When we were deciding on where we wanted to go, the Great Wall of China was a must for both of us. Lots of research was done trying to determine how to get the chinese visa. After taking in account of what travel.gc.ca has to say, I went to facebook and asked travellers who had just been the scoop. Everyone stated that you could get a visa in 3 days in Hong Kong.
Letters of Invitation
You see the issue is the need for a letter of invitation. How the heck do you get one of those, was my first thought?
Well, there are a few ways and you have to decide which is best for you. After doing lots of reading and researching, I chose a tour. Ultimately, you have to make a booking with a Chinese business, who then issues a letter of invitation, once you have paid.
Do not rely on the website for the information. The address is wrong and we were at least given the proper address. It is not on Kennedy Road in Hong Kong, it is in the China Resources building down by the Wai Chan Ferry.
Once at the embassy there is strict security, no food or liquids allowed in the building – there are baskets outside to leave it, but at your own risk – our stuff was there when we came out. Luggage is not allowed in and they have a separate room for your luggage.
Once inside it is similar to airport security, except they are not as proficient at identifying articles from the scanner, but they are nice about it. Magpie’s flashlight and umbrella kept getting tagged and they kept thinking it was a lighter or bottle of water.

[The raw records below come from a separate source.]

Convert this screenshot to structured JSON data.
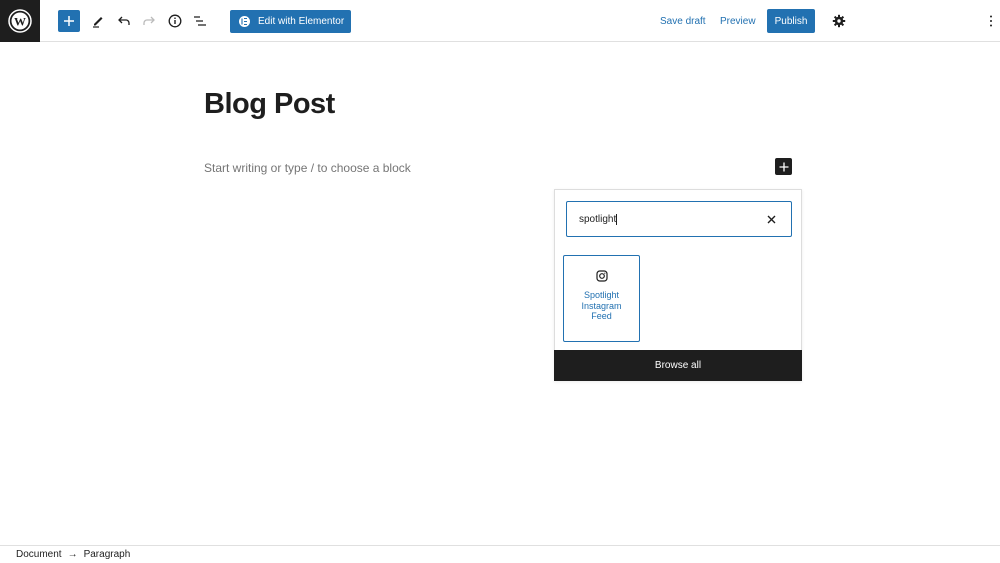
{
  "toolbar": {
    "logo": "wordpress-logo",
    "add_block": "plus-icon",
    "tools": [
      "pencil-icon",
      "undo-icon",
      "redo-icon",
      "info-icon",
      "list-view-icon"
    ],
    "elementor_label": "Edit with Elementor",
    "save_draft_label": "Save draft",
    "preview_label": "Preview",
    "publish_label": "Publish",
    "settings_icon": "gear-icon",
    "options_icon": "more-vertical-icon"
  },
  "editor": {
    "title": "Blog Post",
    "placeholder": "Start writing or type / to choose a block"
  },
  "inserter": {
    "search_value": "spotlight",
    "results": [
      {
        "icon": "instagram-icon",
        "label": "Spotlight Instagram Feed"
      }
    ],
    "browse_all_label": "Browse all"
  },
  "footer": {
    "breadcrumb": [
      "Document",
      "Paragraph"
    ],
    "separator": "→"
  },
  "colors": {
    "accent": "#2271b1",
    "dark": "#1e1e1e"
  }
}
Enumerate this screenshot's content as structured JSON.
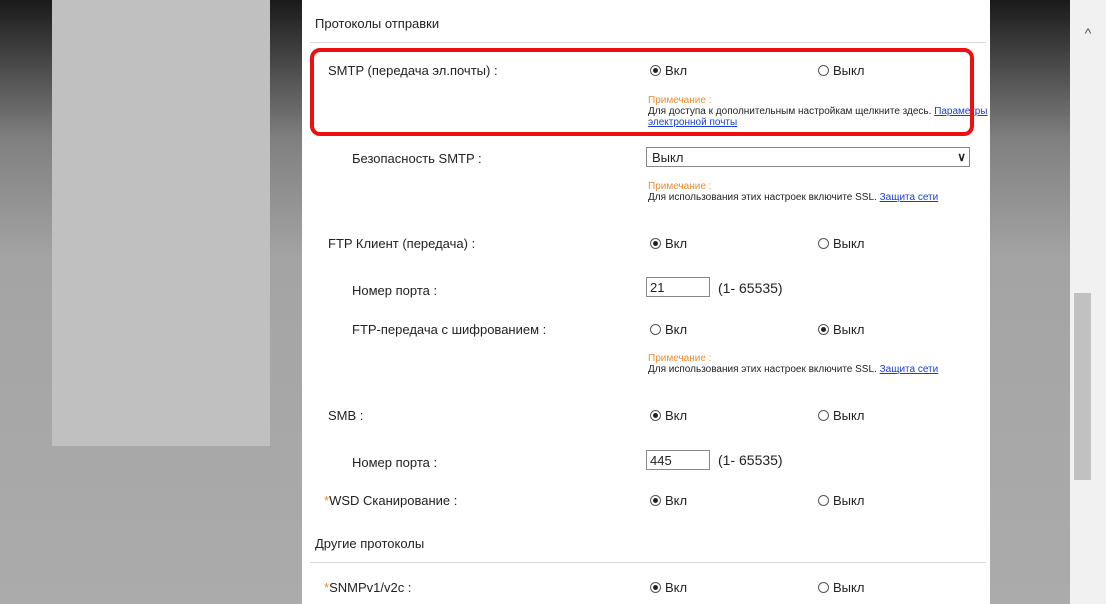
{
  "sections": {
    "send_protocols": "Протоколы отправки",
    "other_protocols": "Другие протоколы"
  },
  "options": {
    "on": "Вкл",
    "off": "Выкл"
  },
  "smtp": {
    "label": "SMTP (передача эл.почты) :",
    "value": "on"
  },
  "note_smtp": {
    "head": "Примечание :",
    "body": "Для доступа к дополнительным настройкам щелкните здесь.",
    "link": "Параметры электронной почты"
  },
  "smtp_security": {
    "label": "Безопасность SMTP :",
    "selected": "Выкл"
  },
  "note_ssl_1": {
    "head": "Примечание :",
    "body": "Для использования этих настроек включите SSL.",
    "link": "Защита сети"
  },
  "ftp_client": {
    "label": "FTP Клиент (передача) :",
    "value": "on"
  },
  "ftp_port": {
    "label": "Номер порта :",
    "value": "21",
    "range": "(1- 65535)"
  },
  "ftp_encrypted": {
    "label": "FTP-передача с шифрованием :",
    "value": "off"
  },
  "note_ssl_2": {
    "head": "Примечание :",
    "body": "Для использования этих настроек включите SSL.",
    "link": "Защита сети"
  },
  "smb": {
    "label": "SMB :",
    "value": "on"
  },
  "smb_port": {
    "label": "Номер порта :",
    "value": "445",
    "range": "(1- 65535)"
  },
  "wsd_scan": {
    "asterisk": "*",
    "label": "WSD Сканирование :",
    "value": "on"
  },
  "snmp": {
    "asterisk": "*",
    "label": "SNMPv1/v2c :",
    "value": "on"
  },
  "scrollbar": {
    "up_arrow": "^"
  },
  "colors": {
    "highlight": "#ee1010",
    "note": "#f08c30",
    "link": "#1a3fcc"
  }
}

Up the elevators you go to the 3rd floor. Instead of getting into line right off the bat, make sure you have a passport photo and a photocopy of your passport, with the little square visa paper for hong kong, it can be two separate photocopies if need be.
Passport photos can be taken there – beside the line for verification – for $50 HKD each and you get four of them. Photocopying can also be done there for $2 HKD (2 separate $1 coins). There are two photocopying machines, one with the photo booth beside the line for verification and the other is located at the back of the room, past all the booths.

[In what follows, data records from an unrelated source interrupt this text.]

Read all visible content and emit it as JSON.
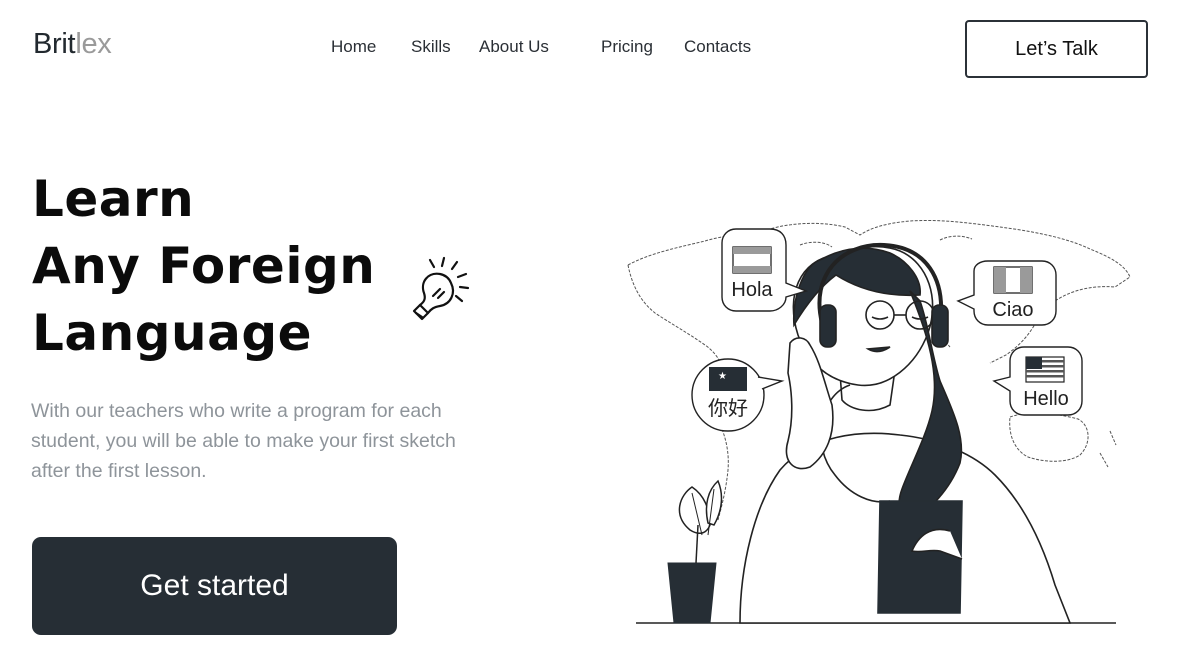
{
  "brand": {
    "part1": "Brit",
    "part2": "lex"
  },
  "nav": {
    "home": "Home",
    "skills": "Skills",
    "about": "About Us",
    "pricing": "Pricing",
    "contacts": "Contacts"
  },
  "header": {
    "cta_label": "Let’s Talk"
  },
  "hero": {
    "title_line1": "Learn",
    "title_line2": "Any Foreign",
    "title_line3": "Language",
    "description": "With our teachers who write a program for each student, you will be able to make your first sketch after the first lesson.",
    "cta_label": "Get started"
  },
  "illustration": {
    "greetings": {
      "spanish": "Hola",
      "italian": "Ciao",
      "chinese": "你好",
      "english": "Hello"
    }
  },
  "colors": {
    "dark": "#262e35",
    "muted_text": "#8e949a",
    "logo_gray": "#9a9a9a"
  }
}
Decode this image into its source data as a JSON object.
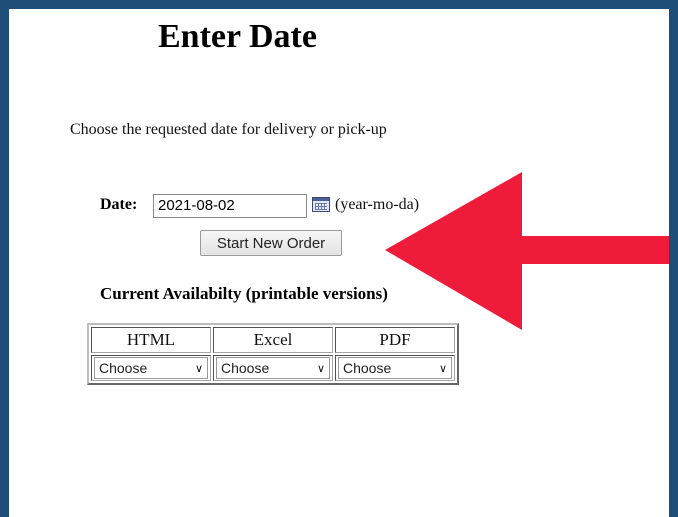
{
  "page": {
    "title": "Enter Date",
    "description": "Choose the requested date for delivery or pick-up"
  },
  "date_form": {
    "label": "Date:",
    "value": "2021-08-02",
    "format_hint": "(year-mo-da)",
    "calendar_icon": "calendar-icon",
    "submit_label": "Start New Order"
  },
  "availability": {
    "heading": "Current Availabilty (printable versions)",
    "columns": [
      {
        "header": "HTML",
        "select_value": "Choose"
      },
      {
        "header": "Excel",
        "select_value": "Choose"
      },
      {
        "header": "PDF",
        "select_value": "Choose"
      }
    ]
  },
  "annotation": {
    "arrow_icon": "arrow-left-icon",
    "arrow_color": "#ee1c3a"
  },
  "colors": {
    "frame_border": "#1f4e79"
  }
}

I needed the invitation letter printed off and the only place I found was outside the Wai Chan exit A5, on the street level, before the McDonald’s. This shop does e-printing and photocopying at very good prices.

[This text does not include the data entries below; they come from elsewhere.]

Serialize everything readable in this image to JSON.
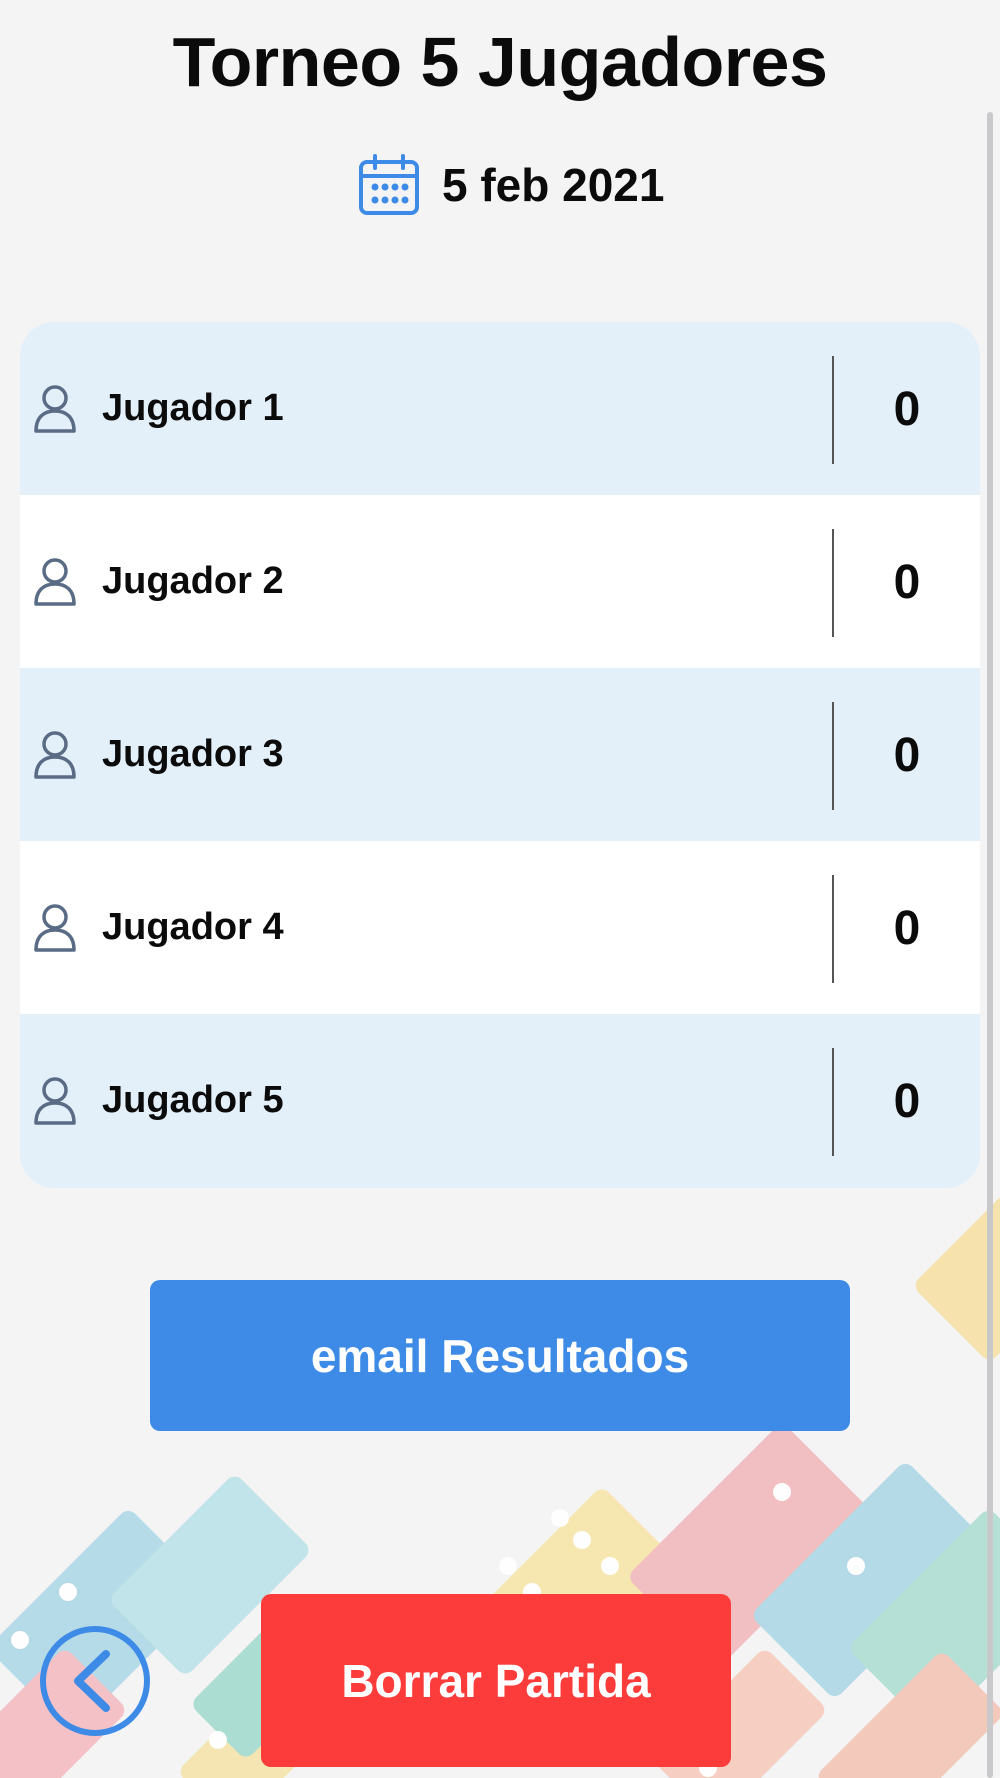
{
  "header": {
    "title": "Torneo 5 Jugadores",
    "date": "5 feb 2021"
  },
  "players": [
    {
      "name": "Jugador 1",
      "score": "0"
    },
    {
      "name": "Jugador 2",
      "score": "0"
    },
    {
      "name": "Jugador 3",
      "score": "0"
    },
    {
      "name": "Jugador 4",
      "score": "0"
    },
    {
      "name": "Jugador 5",
      "score": "0"
    }
  ],
  "actions": {
    "email_label": "email Resultados",
    "delete_label": "Borrar Partida"
  },
  "icons": {
    "calendar": "calendar-icon",
    "user": "user-icon",
    "back": "chevron-left-icon"
  },
  "colors": {
    "accent_blue": "#3d8be6",
    "danger_red": "#fc3c3b",
    "row_tint": "#e3eff9"
  }
}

When you have your 2 page, both side form completed, photocopies and photo ready, then go to the line. These gentlemen pre-screen to make sure you have everything. If you do, they will give you a number to go to a booth to hand in your application.
If your children have separate passports then they need a copy of the invite letter and a copy of both their parents passports too.
If you are a single parent, the child still needs to have a copy of both parents passport.
If you are a single parent and the other parent is not part of the child’s life, then the child must have a copy of the legal documentation proving that, along with a copy of your passport.
If you forget some of the child’s documentation, this is now from experience, the embassy will process yours and you have to come back for the child’s.
We came back first thing the next morning and they made sure that both our passports with visas would have the same day of pick up, not a day later.
Picking Up your Visa and Passport
When you apply for your visa, the normal turn-a-round time is 4 business days, excluding holidays. If you need it faster you will pay more and there is no same day service.
Also make sure you have not booked or planned a trip to one of the day trips in China while you wait for your visa, you will not have your passport.
To pick up your passport, you will have your slip of paper/receipt that you will pay for first.
It is not necessary to get in line and get a number. You will probably have noticed the cashiers when you were waiting to hand in your application.
They only accept cash and they do accept $1000HKD. Once you have paid, you go to the next window and your passport and visa will be returned. You might have a small line up here, but it goes quickly.
The hours of operation are 9-12 and 2-5 Mon-Fri excluding holidays. Due check the holidays.
I highly recommend going in the morning and if you can swing it not a Monday.
They do not let you sit on the ground to wait when it gets to 15 mins before opening. This is when they start handing out the forms and they are not keen on the online forms.
When picking up your passport & visa, there is a separate line. Do not think that you will get in any sooner. We had to wait until the other line was completely in before they let us in. We waited an extra 30 mins.
Overall, it is a painless process. The issues we ran into was lack of up-to-date information on their website and me forgetting paperwork for Magpie, or knowing where to e-print. Otherwise, they can seem brusk at times, but they are dealing with a huge volume of people everyday. There were quite nice and helpful.
A note of oddity in their prices. I haven’t quite figured this one out yet. The price for the visa is the same for 9 years. Not sure if I have 60 days for 9 years or I am allowed 60 days with each entry for 9 years.
I will worry about that later, now it is time to enjoy mainland China.